Mathematically, the signature lives in the tensor algebra of the original vector space, $\mathbb{R}^d$ . It is not essential to understand what this means at first, and the tensor product notation can make things seem more intimidating than they really are, for example the following expression:

\int\limits_{0 < t_1 < t_2 < \dots < t_k < T} dX_{t_1} \otimes dX_{t_2} \otimes \ldots \otimes dX_{t_k}

which simply denotes all the $k$ -th order iterated integrals of $X$ , but arranged to form a tensor in $(\mathbb{R}^d)^{\otimes k}$ . To be precise,

\int\limits_{0 < t_1 < \dots < t_k < T} dX_{t_1} \otimes \ldots \otimes dX_{t_k} = \sum_{i_1, \dots, i_k =1}^d \left(\mkern5mu\int\limits_{0 < t_1 < \dots < t_k < T} dX_{t_1}^{i_1} \cdots dX_{t_k}^{i_k} \right) e_{i_1} \otimes \cdots \otimes e_{i_k},

where $e_1, \ldots, e_d$ is a basis of $\mathbb{R}^d$ .

Signatures have several properties which suggest that they are a natural mathematical object. It would be nice if distinct paths had distinct signatures, but this isn’t strictly true: for example, reparametrising a path, or adding a section which exactly doubles back on itself will not change the signature. However, the notion of “tree-like equivalence” perfectly distinguishes when two paths have the same signature², so one could say that the signature does determine the path, up to tree-like equivalence.

It turns out that signatures contain some redundancies — there are algebraic relations between the values of the iterated integrals which must always hold. But it is possible to define a logarithm map which removes these redundancies. If we start with truncated signatures, then taking logarithms results in truncated log signatures, which take their values in a vector space of lower-dimension than the space where truncated signatures take values.

Path signatures in machine learning

Path signatures can be used in machine learning as feature transform, when the input data takes the form of a path. A strong theoretical justification for doing so is that the signature is a universal nonlinearity. This means that any continuous real-valued function on paths can be approximated arbitrarily well by a linear function composed with the signature! This justifies applying simple linear models to path signature features³.

Signatures have also been used in combination with modern machine learning techniques such as deep learning and gradient boosting, and a range of applications ⁴⁵⁶⁷⁸⁹. There are also kernel tricks which allow one to avoid explicitly computing truncated signatures¹⁰, and even to implicitly use the untruncated signature¹¹.

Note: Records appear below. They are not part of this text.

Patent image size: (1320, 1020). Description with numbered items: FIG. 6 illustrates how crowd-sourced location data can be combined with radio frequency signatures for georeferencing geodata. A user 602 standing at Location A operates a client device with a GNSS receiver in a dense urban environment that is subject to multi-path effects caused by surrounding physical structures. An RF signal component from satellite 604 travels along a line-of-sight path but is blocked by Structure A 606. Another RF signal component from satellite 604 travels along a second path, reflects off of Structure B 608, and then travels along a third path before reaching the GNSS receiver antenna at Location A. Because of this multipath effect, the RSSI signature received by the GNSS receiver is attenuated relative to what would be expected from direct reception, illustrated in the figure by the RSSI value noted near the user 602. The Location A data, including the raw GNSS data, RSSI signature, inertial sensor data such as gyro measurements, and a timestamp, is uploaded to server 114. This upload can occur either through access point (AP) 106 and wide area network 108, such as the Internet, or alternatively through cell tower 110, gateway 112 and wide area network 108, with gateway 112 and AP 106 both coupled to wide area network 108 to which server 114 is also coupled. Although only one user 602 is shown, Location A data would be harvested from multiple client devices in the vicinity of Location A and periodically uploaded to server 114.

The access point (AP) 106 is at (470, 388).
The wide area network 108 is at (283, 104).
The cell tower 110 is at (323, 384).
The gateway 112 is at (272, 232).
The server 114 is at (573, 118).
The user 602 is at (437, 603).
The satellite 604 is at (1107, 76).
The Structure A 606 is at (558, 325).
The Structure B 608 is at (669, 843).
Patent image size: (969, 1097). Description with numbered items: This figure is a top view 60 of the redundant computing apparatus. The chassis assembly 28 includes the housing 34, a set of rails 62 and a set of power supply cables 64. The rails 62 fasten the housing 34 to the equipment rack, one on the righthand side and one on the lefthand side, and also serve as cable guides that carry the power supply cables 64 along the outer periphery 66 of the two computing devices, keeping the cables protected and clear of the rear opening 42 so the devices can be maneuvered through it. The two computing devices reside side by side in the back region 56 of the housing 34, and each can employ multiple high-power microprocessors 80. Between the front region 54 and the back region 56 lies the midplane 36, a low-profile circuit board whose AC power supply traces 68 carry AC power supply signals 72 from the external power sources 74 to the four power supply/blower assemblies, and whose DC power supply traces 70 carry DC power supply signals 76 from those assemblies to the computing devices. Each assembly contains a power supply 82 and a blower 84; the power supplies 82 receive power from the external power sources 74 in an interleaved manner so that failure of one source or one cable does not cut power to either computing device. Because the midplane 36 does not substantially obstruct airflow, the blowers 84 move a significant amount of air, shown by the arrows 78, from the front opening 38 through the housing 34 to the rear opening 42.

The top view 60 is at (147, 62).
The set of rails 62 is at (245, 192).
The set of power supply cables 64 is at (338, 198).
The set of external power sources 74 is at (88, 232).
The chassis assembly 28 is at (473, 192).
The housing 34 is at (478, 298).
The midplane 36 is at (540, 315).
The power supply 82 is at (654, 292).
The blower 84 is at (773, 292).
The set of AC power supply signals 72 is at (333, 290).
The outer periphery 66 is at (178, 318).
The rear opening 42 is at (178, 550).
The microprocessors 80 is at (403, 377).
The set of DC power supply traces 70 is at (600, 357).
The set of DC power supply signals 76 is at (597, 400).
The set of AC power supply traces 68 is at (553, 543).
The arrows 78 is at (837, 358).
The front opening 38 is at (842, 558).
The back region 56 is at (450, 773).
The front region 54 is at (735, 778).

It is worth emphasising that any streamed data consisting of numerical values at a number of time-steps can be considered as a continuous path — e.g. by linear interpolation, or through various other methods. More details can be found in this primer by Chevyrev and Kormilitzin, and in the more recent survey by Lyons and McLeod (both of these are great introductions to path signatures in machine learning).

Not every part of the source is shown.